To get us to the track, we resist the urge to jump in a Hellcat right off the bat and instead snatch the keys to the next best thing: a red SRT 392. We plop our asses into its alcantara-and-leather SRT bucket seats, situate ourselves before the new dashboard, and take in our surroundings. Dodge is deftly playing up its muscle car heritage inside, with tunneled primary instrument dials bracketing a slick new seven-inch information display for the driver, with Dodge’s highly acclaimed 8.4-inch Uconnect infotainment screen to the right, all encompassed by a large aluminum bezel. From floor to ceiling, everything is black or red. This place oozes with machismo.

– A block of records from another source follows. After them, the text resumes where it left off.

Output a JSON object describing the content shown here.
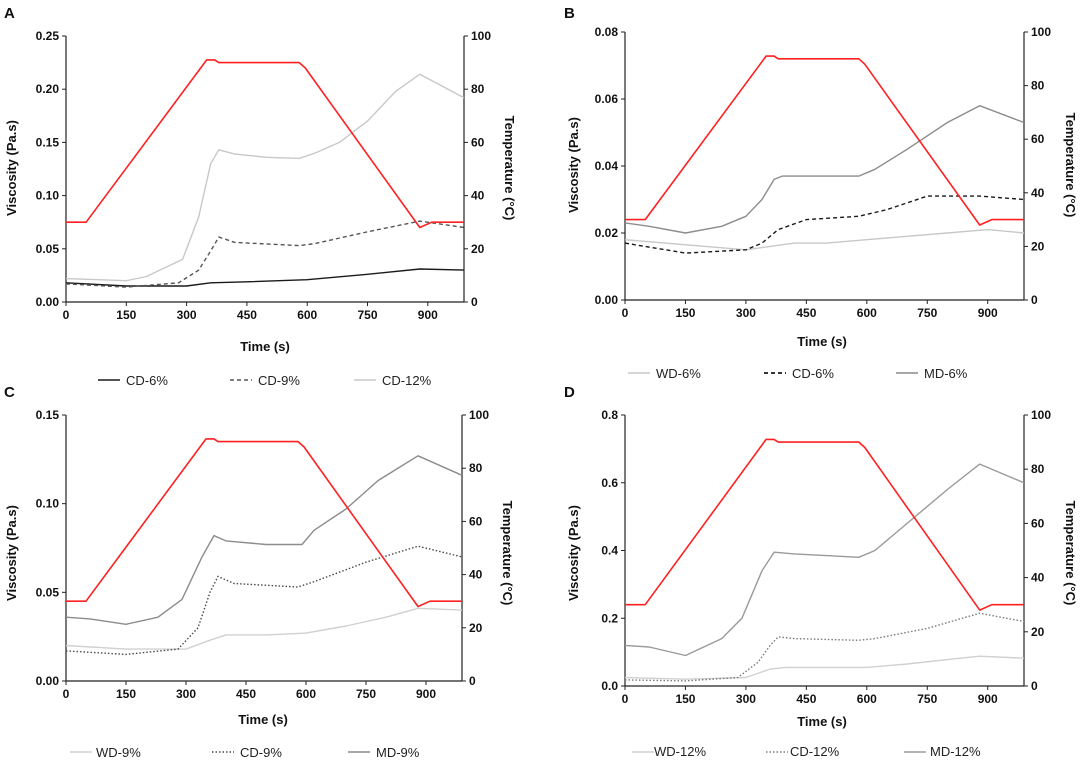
{
  "figure": {
    "temperature_color": "#ff2020",
    "axes_color": "#222222"
  },
  "chart_data": [
    {
      "type": "line",
      "panel_label": "A",
      "xlabel": "Time (s)",
      "ylabel": "Viscosity (Pa.s)",
      "y2label": "Temperature (°C)",
      "xlim": [
        0,
        990
      ],
      "ylim": [
        0,
        0.25
      ],
      "y2lim": [
        0,
        100
      ],
      "xticks": [
        0,
        150,
        300,
        450,
        600,
        750,
        900
      ],
      "yticks": [
        "0.00",
        "0.05",
        "0.10",
        "0.15",
        "0.20",
        "0.25"
      ],
      "y2ticks": [
        "0",
        "20",
        "40",
        "60",
        "80",
        "100"
      ],
      "temperature": {
        "name": "Temperature",
        "color": "#ff2020",
        "points": [
          [
            0,
            30
          ],
          [
            50,
            30
          ],
          [
            350,
            91
          ],
          [
            370,
            91
          ],
          [
            380,
            90
          ],
          [
            580,
            90
          ],
          [
            595,
            88
          ],
          [
            880,
            28
          ],
          [
            910,
            30
          ],
          [
            990,
            30
          ]
        ]
      },
      "series": [
        {
          "name": "CD-6%",
          "color": "#1a1a1a",
          "dash": "solid",
          "points": [
            [
              0,
              0.018
            ],
            [
              150,
              0.015
            ],
            [
              300,
              0.015
            ],
            [
              360,
              0.018
            ],
            [
              450,
              0.019
            ],
            [
              600,
              0.021
            ],
            [
              750,
              0.026
            ],
            [
              880,
              0.031
            ],
            [
              990,
              0.03
            ]
          ]
        },
        {
          "name": "CD-9%",
          "color": "#555555",
          "dash": "dashed",
          "points": [
            [
              0,
              0.017
            ],
            [
              150,
              0.014
            ],
            [
              280,
              0.018
            ],
            [
              330,
              0.03
            ],
            [
              360,
              0.048
            ],
            [
              380,
              0.061
            ],
            [
              420,
              0.056
            ],
            [
              580,
              0.053
            ],
            [
              620,
              0.055
            ],
            [
              750,
              0.066
            ],
            [
              880,
              0.076
            ],
            [
              990,
              0.07
            ]
          ]
        },
        {
          "name": "CD-12%",
          "color": "#c8c8c8",
          "dash": "solid",
          "points": [
            [
              0,
              0.022
            ],
            [
              150,
              0.02
            ],
            [
              200,
              0.024
            ],
            [
              290,
              0.04
            ],
            [
              330,
              0.08
            ],
            [
              360,
              0.13
            ],
            [
              380,
              0.143
            ],
            [
              420,
              0.139
            ],
            [
              500,
              0.136
            ],
            [
              580,
              0.135
            ],
            [
              620,
              0.14
            ],
            [
              680,
              0.15
            ],
            [
              750,
              0.17
            ],
            [
              820,
              0.198
            ],
            [
              880,
              0.214
            ],
            [
              990,
              0.192
            ]
          ]
        }
      ],
      "legend": [
        "CD-6%",
        "CD-9%",
        "CD-12%"
      ]
    },
    {
      "type": "line",
      "panel_label": "B",
      "xlabel": "Time (s)",
      "ylabel": "Viscosity (Pa.s)",
      "y2label": "Temperature (°C)",
      "xlim": [
        0,
        990
      ],
      "ylim": [
        0,
        0.08
      ],
      "y2lim": [
        0,
        100
      ],
      "xticks": [
        0,
        150,
        300,
        450,
        600,
        750,
        900
      ],
      "yticks": [
        "0.00",
        "0.02",
        "0.04",
        "0.06",
        "0.08"
      ],
      "y2ticks": [
        "0",
        "20",
        "40",
        "60",
        "80",
        "100"
      ],
      "temperature": {
        "name": "Temperature",
        "color": "#ff2020",
        "points": [
          [
            0,
            30
          ],
          [
            50,
            30
          ],
          [
            350,
            91
          ],
          [
            370,
            91
          ],
          [
            380,
            90
          ],
          [
            580,
            90
          ],
          [
            595,
            88
          ],
          [
            880,
            28
          ],
          [
            910,
            30
          ],
          [
            990,
            30
          ]
        ]
      },
      "series": [
        {
          "name": "WD-6%",
          "color": "#c8c8c8",
          "dash": "solid",
          "points": [
            [
              0,
              0.018
            ],
            [
              100,
              0.017
            ],
            [
              200,
              0.016
            ],
            [
              300,
              0.015
            ],
            [
              360,
              0.016
            ],
            [
              420,
              0.017
            ],
            [
              500,
              0.017
            ],
            [
              600,
              0.018
            ],
            [
              700,
              0.019
            ],
            [
              800,
              0.02
            ],
            [
              900,
              0.021
            ],
            [
              990,
              0.02
            ]
          ]
        },
        {
          "name": "CD-6%",
          "color": "#1a1a1a",
          "dash": "dashed",
          "points": [
            [
              0,
              0.017
            ],
            [
              150,
              0.014
            ],
            [
              300,
              0.015
            ],
            [
              340,
              0.017
            ],
            [
              380,
              0.021
            ],
            [
              450,
              0.024
            ],
            [
              580,
              0.025
            ],
            [
              650,
              0.027
            ],
            [
              750,
              0.031
            ],
            [
              880,
              0.031
            ],
            [
              990,
              0.03
            ]
          ]
        },
        {
          "name": "MD-6%",
          "color": "#8c8c8c",
          "dash": "solid",
          "points": [
            [
              0,
              0.023
            ],
            [
              60,
              0.022
            ],
            [
              150,
              0.02
            ],
            [
              240,
              0.022
            ],
            [
              300,
              0.025
            ],
            [
              340,
              0.03
            ],
            [
              370,
              0.036
            ],
            [
              390,
              0.037
            ],
            [
              450,
              0.037
            ],
            [
              580,
              0.037
            ],
            [
              620,
              0.039
            ],
            [
              700,
              0.045
            ],
            [
              800,
              0.053
            ],
            [
              880,
              0.058
            ],
            [
              990,
              0.053
            ]
          ]
        }
      ],
      "legend": [
        "WD-6%",
        "CD-6%",
        "MD-6%"
      ]
    },
    {
      "type": "line",
      "panel_label": "C",
      "xlabel": "Time (s)",
      "ylabel": "Viscosity (Pa.s)",
      "y2label": "Temperature (°C)",
      "xlim": [
        0,
        990
      ],
      "ylim": [
        0,
        0.15
      ],
      "y2lim": [
        0,
        100
      ],
      "xticks": [
        0,
        150,
        300,
        450,
        600,
        750,
        900
      ],
      "yticks": [
        "0.00",
        "0.05",
        "0.10",
        "0.15"
      ],
      "y2ticks": [
        "0",
        "20",
        "40",
        "60",
        "80",
        "100"
      ],
      "temperature": {
        "name": "Temperature",
        "color": "#ff2020",
        "points": [
          [
            0,
            30
          ],
          [
            50,
            30
          ],
          [
            350,
            91
          ],
          [
            370,
            91
          ],
          [
            380,
            90
          ],
          [
            580,
            90
          ],
          [
            595,
            88
          ],
          [
            880,
            28
          ],
          [
            910,
            30
          ],
          [
            990,
            30
          ]
        ]
      },
      "series": [
        {
          "name": "WD-9%",
          "color": "#d0d0d0",
          "dash": "solid",
          "points": [
            [
              0,
              0.02
            ],
            [
              150,
              0.018
            ],
            [
              300,
              0.018
            ],
            [
              360,
              0.023
            ],
            [
              400,
              0.026
            ],
            [
              500,
              0.026
            ],
            [
              600,
              0.027
            ],
            [
              700,
              0.031
            ],
            [
              800,
              0.036
            ],
            [
              880,
              0.041
            ],
            [
              990,
              0.04
            ]
          ]
        },
        {
          "name": "CD-9%",
          "color": "#4a4a4a",
          "dash": "dotted",
          "points": [
            [
              0,
              0.017
            ],
            [
              150,
              0.015
            ],
            [
              280,
              0.018
            ],
            [
              330,
              0.03
            ],
            [
              360,
              0.05
            ],
            [
              380,
              0.059
            ],
            [
              420,
              0.055
            ],
            [
              580,
              0.053
            ],
            [
              620,
              0.056
            ],
            [
              750,
              0.067
            ],
            [
              880,
              0.076
            ],
            [
              990,
              0.07
            ]
          ]
        },
        {
          "name": "MD-9%",
          "color": "#8c8c8c",
          "dash": "solid",
          "points": [
            [
              0,
              0.036
            ],
            [
              60,
              0.035
            ],
            [
              150,
              0.032
            ],
            [
              230,
              0.036
            ],
            [
              290,
              0.046
            ],
            [
              340,
              0.07
            ],
            [
              370,
              0.082
            ],
            [
              400,
              0.079
            ],
            [
              500,
              0.077
            ],
            [
              590,
              0.077
            ],
            [
              620,
              0.085
            ],
            [
              700,
              0.097
            ],
            [
              780,
              0.113
            ],
            [
              880,
              0.127
            ],
            [
              990,
              0.116
            ]
          ]
        }
      ],
      "legend": [
        "WD-9%",
        "CD-9%",
        "MD-9%"
      ]
    },
    {
      "type": "line",
      "panel_label": "D",
      "xlabel": "Time (s)",
      "ylabel": "Viscosity (Pa.s)",
      "y2label": "Temperature (°C)",
      "xlim": [
        0,
        990
      ],
      "ylim": [
        0,
        0.8
      ],
      "y2lim": [
        0,
        100
      ],
      "xticks": [
        0,
        150,
        300,
        450,
        600,
        750,
        900
      ],
      "yticks": [
        "0.0",
        "0.2",
        "0.4",
        "0.6",
        "0.8"
      ],
      "y2ticks": [
        "0",
        "20",
        "40",
        "60",
        "80",
        "100"
      ],
      "temperature": {
        "name": "Temperature",
        "color": "#ff2020",
        "points": [
          [
            0,
            30
          ],
          [
            50,
            30
          ],
          [
            350,
            91
          ],
          [
            370,
            91
          ],
          [
            380,
            90
          ],
          [
            580,
            90
          ],
          [
            595,
            88
          ],
          [
            880,
            28
          ],
          [
            910,
            30
          ],
          [
            990,
            30
          ]
        ]
      },
      "series": [
        {
          "name": "WD-12%",
          "color": "#d0d0d0",
          "dash": "solid",
          "points": [
            [
              0,
              0.025
            ],
            [
              150,
              0.02
            ],
            [
              300,
              0.025
            ],
            [
              360,
              0.05
            ],
            [
              400,
              0.055
            ],
            [
              600,
              0.055
            ],
            [
              700,
              0.065
            ],
            [
              800,
              0.078
            ],
            [
              880,
              0.088
            ],
            [
              990,
              0.082
            ]
          ]
        },
        {
          "name": "CD-12%",
          "color": "#7a7a7a",
          "dash": "dotted",
          "points": [
            [
              0,
              0.018
            ],
            [
              150,
              0.015
            ],
            [
              280,
              0.025
            ],
            [
              330,
              0.07
            ],
            [
              360,
              0.12
            ],
            [
              380,
              0.145
            ],
            [
              420,
              0.14
            ],
            [
              580,
              0.135
            ],
            [
              620,
              0.14
            ],
            [
              750,
              0.17
            ],
            [
              880,
              0.215
            ],
            [
              990,
              0.19
            ]
          ]
        },
        {
          "name": "MD-12%",
          "color": "#9a9a9a",
          "dash": "solid",
          "points": [
            [
              0,
              0.12
            ],
            [
              60,
              0.115
            ],
            [
              150,
              0.09
            ],
            [
              240,
              0.14
            ],
            [
              290,
              0.2
            ],
            [
              340,
              0.34
            ],
            [
              370,
              0.395
            ],
            [
              420,
              0.39
            ],
            [
              500,
              0.385
            ],
            [
              580,
              0.38
            ],
            [
              620,
              0.4
            ],
            [
              700,
              0.48
            ],
            [
              800,
              0.58
            ],
            [
              880,
              0.655
            ],
            [
              990,
              0.6
            ]
          ]
        }
      ],
      "legend": [
        "WD-12%",
        "CD-12%",
        "MD-12%"
      ]
    }
  ]
}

2015 Dodge Charger SRT Hellcat
2015 Dodge Charger SRT Hellcat

We press the engine-start button, pull the electronic T-handle shifter (now with actual gates!) into Drive, grasp the thick-rimmed, flat-bottom SRT steering wheel and hit the streets. Within a block, we’re giggling like schoolgirls that just got a wink from their big crush, so inebriating is the naturally aspirated 6.4-liter Hemi’s exhaust burble. Soon, we’re summoning as much of the car’s 485 hp and 475 lb-ft of torque as road space allows. Dodge estimates that the 4,400-lb. SRT 392 can hit 60 mph in the low four-second range — fast for a car this size — and based on how we’re pinned to our seats, we believe it.